Revenues from capacity and ancillary services are very much ‘demand’ driven, making them ‘peaky’ and difficult to model. The revenues lack the stable flows often required for traditional debt-service purposes and, as a result, financing battery storage installations is proving problematic.
In the UK, capacity market agreements for a new technology can extend for 12 to 15 years, but potentially cover only a small percentage of a facility’s capital cost. The battery storage has been relatively expensive, and the grid service revenues are dependent on demand. Germany offers much shorter weekly contracts via the PCR, but those contracts fail to reward battery storage technologies for the value they bring. Both models present a challenge to improving technologies to present a business case attractive to many lenders.
But some projects are succeeding in attracting finance. AES Corp. managed to secure financing (on a non-recourse basis) for 1.4 GWs from a battery-based energy storage plant in Southern California. The financing was a mix of secured notes, senior debt and equity.
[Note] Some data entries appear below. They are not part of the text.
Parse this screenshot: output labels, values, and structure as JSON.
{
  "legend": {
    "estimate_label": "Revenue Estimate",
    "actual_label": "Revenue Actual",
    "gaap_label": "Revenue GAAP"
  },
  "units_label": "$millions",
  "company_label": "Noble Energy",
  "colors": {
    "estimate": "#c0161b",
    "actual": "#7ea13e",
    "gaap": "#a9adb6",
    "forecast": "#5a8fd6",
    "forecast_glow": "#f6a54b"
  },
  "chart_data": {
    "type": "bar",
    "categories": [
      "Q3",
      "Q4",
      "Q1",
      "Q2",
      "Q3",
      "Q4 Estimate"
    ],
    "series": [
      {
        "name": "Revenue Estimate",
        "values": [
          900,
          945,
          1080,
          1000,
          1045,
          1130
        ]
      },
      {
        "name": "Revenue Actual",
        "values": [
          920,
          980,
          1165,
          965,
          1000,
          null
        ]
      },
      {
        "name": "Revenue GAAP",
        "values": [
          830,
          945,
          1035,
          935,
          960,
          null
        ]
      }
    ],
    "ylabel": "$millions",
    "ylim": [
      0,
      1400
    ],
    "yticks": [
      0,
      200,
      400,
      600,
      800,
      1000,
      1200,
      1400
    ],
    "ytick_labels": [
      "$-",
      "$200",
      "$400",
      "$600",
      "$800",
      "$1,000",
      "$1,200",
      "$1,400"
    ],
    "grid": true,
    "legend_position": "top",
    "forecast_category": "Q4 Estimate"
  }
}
The project’s revenues come in the form of power purchase agreements (PPAs) from Southern California Edison for 100 per cent of the capacity produced in exchange for a fixed monthly capacity fee.
The PPAs included a dedicated PPA for 100 MWs of four-hour duration battery-based energy storage, which would certainly provide a path to project finance investors.
Similarly, Santander has announced its ‘desire to be a leader in this fast developing sector’ in Europe, with the provision of £28.5 million to a battery storage provider in the UK to fund 100 MWs of grid-scale batteries.
Micro grids and prosumerism
One of the core growth opportunities for battery storage lies at the micro level. As the more savvy consumers, or ‘prosumers’— customers who consume goods aimed at the professional market—seek more independence from utility providers and become more energy‑empowered, movements around peer-to-peer electricity trading between micro-generators will arise.
Blockchain technology has also sparked the beginning of micro-trading, with the UK’s first blockchain energy trade taking place between housing blocks in London in April 2018. There may be opportunity for the provision of battery services in exchange for a small flat fee or on a charge-per-use model to connected micro grids to further their energy aspirations and smooth out peaks and imbalances that could be potentially catastrophic for systems of this size.
Regulation must catch up with technology
Batteries and battery storage is a growth technology, but at the moment, its growth is being predominantly driven by electric vehicle demand. If battery storage is to deliver improvements in the electricity market, regulatory treatment and the financial rewards available to battery storage will need to evolve. Battery storage needs to be seen not just as generation back-up or an ancillary grid service, but as a resource that can provide benefits across a whole spectrum of roles in a well-managed dynamic market and grid.